We've just elected a new president. Barack Obama starts a four-year term starting January 20. There's no way to know how America and the world will change during this time. But we can see how mobile technology will change.
Think of what has happened in mobile technology during the last administration. When George W. Bush was re-elected four years ago, the world had never seen the iPhone, the netbook, 3G, Blu-Ray, the Amazon Kindle or Twitter. Back then, Facebook was for college students, Treo was the best smart phone (and couldn't run on Windows Mobile).
Of course, the president has little to do with all this innovation. Still, it's a meaningful way to mark time and take stock of how our culture is being changed by the most personal of personal technologies.
Because the rate of technological innovation always accelerates, we can expect gadget transformations during the next four years to advance even further than during the last. Here's what you can look forward to during Obama's first term.
Everything gets smaller, and everything smaller gets better. Laptops have already surpassed desktops in sales. Within four years, desktop sales will slow to a crawl while mobile computing sales will soar. Netbooks will go totally mainstream and offer an experience that approximates current high-end, full-size laptops. People will use netbooks like laptops and mobile phones like netbooks. Mobile phones will both capture and display high-definition video.
Mobile social networking will be baked right in to everything. Your mobile phone will use multiple technologies, such as GPS, tower triangulation and Wi-Fi network identification to constantly pinpoint your location. Social networking tools will always tell you when friends are near and always give you location-relevant search results, weather reports and real-time data.

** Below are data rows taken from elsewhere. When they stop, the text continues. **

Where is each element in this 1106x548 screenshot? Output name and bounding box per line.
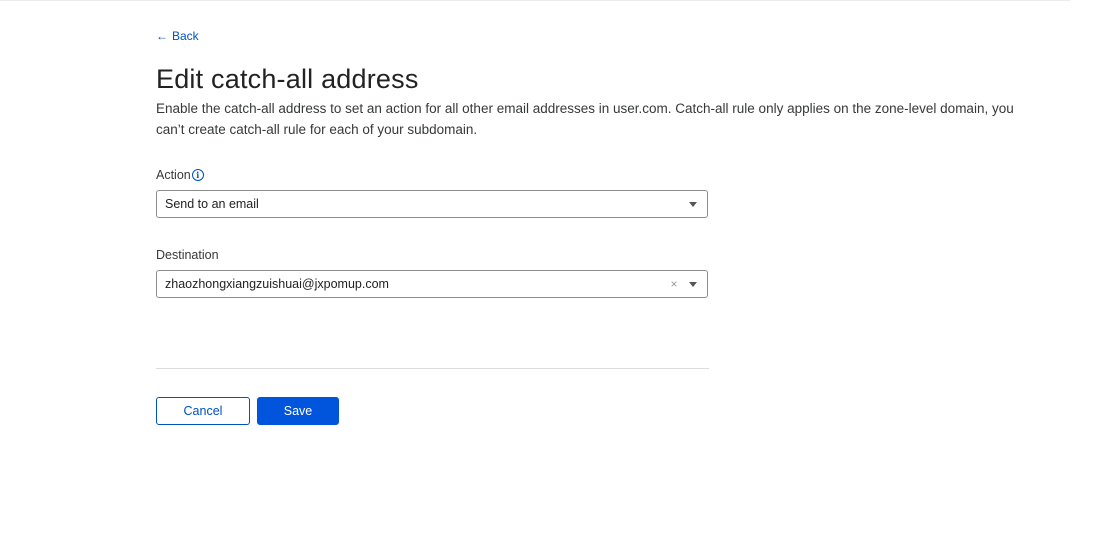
destination-label: Destination <box>156 248 219 262</box>
page-description: Enable the catch-all address to set an a… <box>156 101 1014 137</box>
form-divider <box>156 368 709 369</box>
destination-label-text: Destination <box>156 248 219 262</box>
chevron-down-icon[interactable] <box>689 281 697 287</box>
action-label: Action i <box>156 168 204 182</box>
page-title: Edit catch-all address <box>156 64 419 94</box>
chevron-down-icon[interactable] <box>689 201 697 207</box>
save-button[interactable]: Save <box>257 397 339 425</box>
action-select[interactable]: Send to an email <box>156 190 708 218</box>
info-icon[interactable]: i <box>191 169 204 181</box>
back-arrow-icon: ← <box>156 29 168 43</box>
action-select-value: Send to an email <box>165 197 259 211</box>
action-label-text: Action <box>156 168 191 182</box>
destination-select[interactable]: zhaozhongxiangzuishuai@jxpomup.com × <box>156 270 708 298</box>
back-link[interactable]: ← Back <box>156 29 199 43</box>
clear-icon[interactable]: × <box>667 277 681 291</box>
cancel-button[interactable]: Cancel <box>156 397 250 425</box>
top-divider <box>0 0 1070 1</box>
destination-select-value: zhaozhongxiangzuishuai@jxpomup.com <box>165 277 389 291</box>
back-link-label: Back <box>172 29 199 43</box>
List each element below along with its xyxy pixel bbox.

Netbooks will be free. Tiny laptops will be given away as incentives to get people to buy other things. Banks will give them away instead of toasters. Wireless carriers will give them to you as part of your wireless plan.
Everything will have mobile broadband. By 2012, 3G will be the slow mobile broadband technology, and the better phones and wireless plans will be running at 4G speeds, which will approximate home DSL.
Mobile broadband über alles. The ubiquity and performance of mobile broadband will push Wi-Fi to non-mobile uses, such as for businesses and home networks. For mobile computing, everyone will have very fast connectivity through their mobile phone carrier's data network. And everything will use it. Your in-car GPS -- and your car itself -- digital cameras, outdoor security cameras, your wristwatch -- all these things and more will communicate with the world via mobile phone data networks.